Bric à brac

Ho sempre amato gli oggetti fin dall’infanzia. Mi capita oggi di vedermi passare sotto gli occhi oggetti che mi sono appartenuti …

Ritorno volentieri, chissà come mai, sull’argomento di lasciare andare, buttare via, fare ordine.

Credo sia qualcosa di potenzialmente rivoluzionario nella vita delle persone.

Si tratta di saper staccarsi, chiudere un ciclo, dare aria nuova alla stanza della nostra interiorità. Ma anche aprire la mente, essere migliori verso la vita e il mondo, inevitabilmente più attraenti verso gli altri per essere nei loro confronti soprattutto migliori, più accessibili, inclusivi, non indifferenti

Prendere distanza quindi dalle cose e dagli oggetti anche storici, che ci hanno accompagnato per una vita.

Torno su questo perché rileggendo il pezzo di qualche giorno fa (Il miracolo dell’ordine del 18 gennaio) mi sono accorto che avrei potuto dare più enfasi all’attività del “fare repulisti” inerente agli armadi pieni di roba o agli scaffali pieni di cose.

Lo faccio per confermare, e mi riferisco alla mia attualità, che fare questa attività verso armadi e scaffali è altamente consigliato, essendo altamente benefico.

Vedo più difficile, almeno come inizio, eliminare messaggi, app, profili social, per quanto potrebbe essere ancor più interessante.

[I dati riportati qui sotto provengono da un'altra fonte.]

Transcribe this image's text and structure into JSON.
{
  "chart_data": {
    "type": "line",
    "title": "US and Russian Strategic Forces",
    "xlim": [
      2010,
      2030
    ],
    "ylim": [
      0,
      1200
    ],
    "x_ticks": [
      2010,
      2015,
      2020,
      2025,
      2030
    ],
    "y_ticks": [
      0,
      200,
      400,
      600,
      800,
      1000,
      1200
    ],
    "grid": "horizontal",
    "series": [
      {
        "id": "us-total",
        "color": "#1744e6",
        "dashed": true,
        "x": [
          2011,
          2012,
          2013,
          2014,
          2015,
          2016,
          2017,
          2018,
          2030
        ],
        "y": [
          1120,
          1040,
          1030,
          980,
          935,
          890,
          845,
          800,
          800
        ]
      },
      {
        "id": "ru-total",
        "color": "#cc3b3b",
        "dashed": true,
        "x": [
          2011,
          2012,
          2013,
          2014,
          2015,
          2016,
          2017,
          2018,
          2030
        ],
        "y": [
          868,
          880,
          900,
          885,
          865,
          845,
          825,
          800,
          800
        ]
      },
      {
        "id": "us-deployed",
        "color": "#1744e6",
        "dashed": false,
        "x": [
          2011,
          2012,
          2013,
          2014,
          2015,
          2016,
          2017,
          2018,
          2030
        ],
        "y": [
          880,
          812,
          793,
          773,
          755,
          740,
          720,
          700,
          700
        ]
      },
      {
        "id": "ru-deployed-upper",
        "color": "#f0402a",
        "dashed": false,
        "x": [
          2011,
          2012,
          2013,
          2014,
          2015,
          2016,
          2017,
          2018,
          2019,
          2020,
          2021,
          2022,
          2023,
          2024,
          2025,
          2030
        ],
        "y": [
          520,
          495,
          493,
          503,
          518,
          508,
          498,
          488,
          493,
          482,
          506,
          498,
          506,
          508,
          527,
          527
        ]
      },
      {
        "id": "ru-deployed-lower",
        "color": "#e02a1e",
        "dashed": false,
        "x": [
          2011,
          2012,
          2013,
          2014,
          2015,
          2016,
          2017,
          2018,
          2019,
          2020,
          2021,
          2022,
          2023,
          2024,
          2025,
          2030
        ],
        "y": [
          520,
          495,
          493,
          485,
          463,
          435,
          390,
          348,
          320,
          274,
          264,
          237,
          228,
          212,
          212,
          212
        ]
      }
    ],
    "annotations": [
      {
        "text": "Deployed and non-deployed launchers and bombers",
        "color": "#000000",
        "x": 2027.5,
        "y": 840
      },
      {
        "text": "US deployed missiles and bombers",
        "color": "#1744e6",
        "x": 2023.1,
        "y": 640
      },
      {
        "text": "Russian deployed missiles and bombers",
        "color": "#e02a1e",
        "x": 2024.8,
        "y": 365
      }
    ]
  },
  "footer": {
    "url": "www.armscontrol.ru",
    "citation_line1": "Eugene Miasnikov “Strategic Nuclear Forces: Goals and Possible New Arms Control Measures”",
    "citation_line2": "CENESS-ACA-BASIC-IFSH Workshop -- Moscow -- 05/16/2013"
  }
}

Veniamo agli armadi e agli oggetti.

Ho sempre amato il bric à brac. Quando ebbi l’occasione di visitare il mercato delle pulci a Parigi, del quale avevo sentito tanto parlare da mia moglie Angela, mi sentii bene, e capii da una parte quanto mi sentivo legato agli oggetti, ad alcuni in particolare; e dall’altra quanto mi riflettevo in quelle situazioni e dinamiche di conservazione e raccolta che ostentavano aspetti di rarità, pregio, legame, memoria, vicende antiche, collegamenti intimi.

La stessa cosa, ma in minor misura, mi è capitata percorrendo zone storiche della capitale francese, come la place des artistes, il Quartier latin o altre parti all’interno della nota rive gauche. La percezione alla fine era quella di sentirmi molto a mio agio, “a casa”.

Ed è proprio a casa, dove abito, che ho nel tempo ricostruito il mio personale “quartiere latino”, fatto di oggetti, cose, appunti, foto, libri e libriccini.

Possiedo ancora, e ne vado fiero, dei libri della serie Oscar Mondadori di autori importanti (Steinbeck, Hemingway, Pavese, Calvino, Cassola, per dirne alcuni di quelli a cui mi abbeveravo) che sono stati stampati nel 1970-1971 – io avevo 14 anni – e che riportano un prezzo che fa rabbrividire (lire 650).

Non riesco a non conservarli mantenendoli in buono stato. I ricordi del tempo passato assieme a quei libri è forte, più delle storie in essi contenute.

Ci sono poi oggetti e cose depositate negli armadi o sugli scaffali che sono riuscito a selezionare e a eliminare.

E non è ancora finita.

Ho preso consapevolezza che il presunto legame esistente era – come sospettato in precedenza – inconsistente o comunque si era completamente sgonfiato dentro di me.

L’eliminazione di questi oggetti e di queste cose ha sgomberato ampi spazi in me e accresciuto la soddisfazione per essere riuscito in questo passaggio, sicuramente di coraggiosa crescita.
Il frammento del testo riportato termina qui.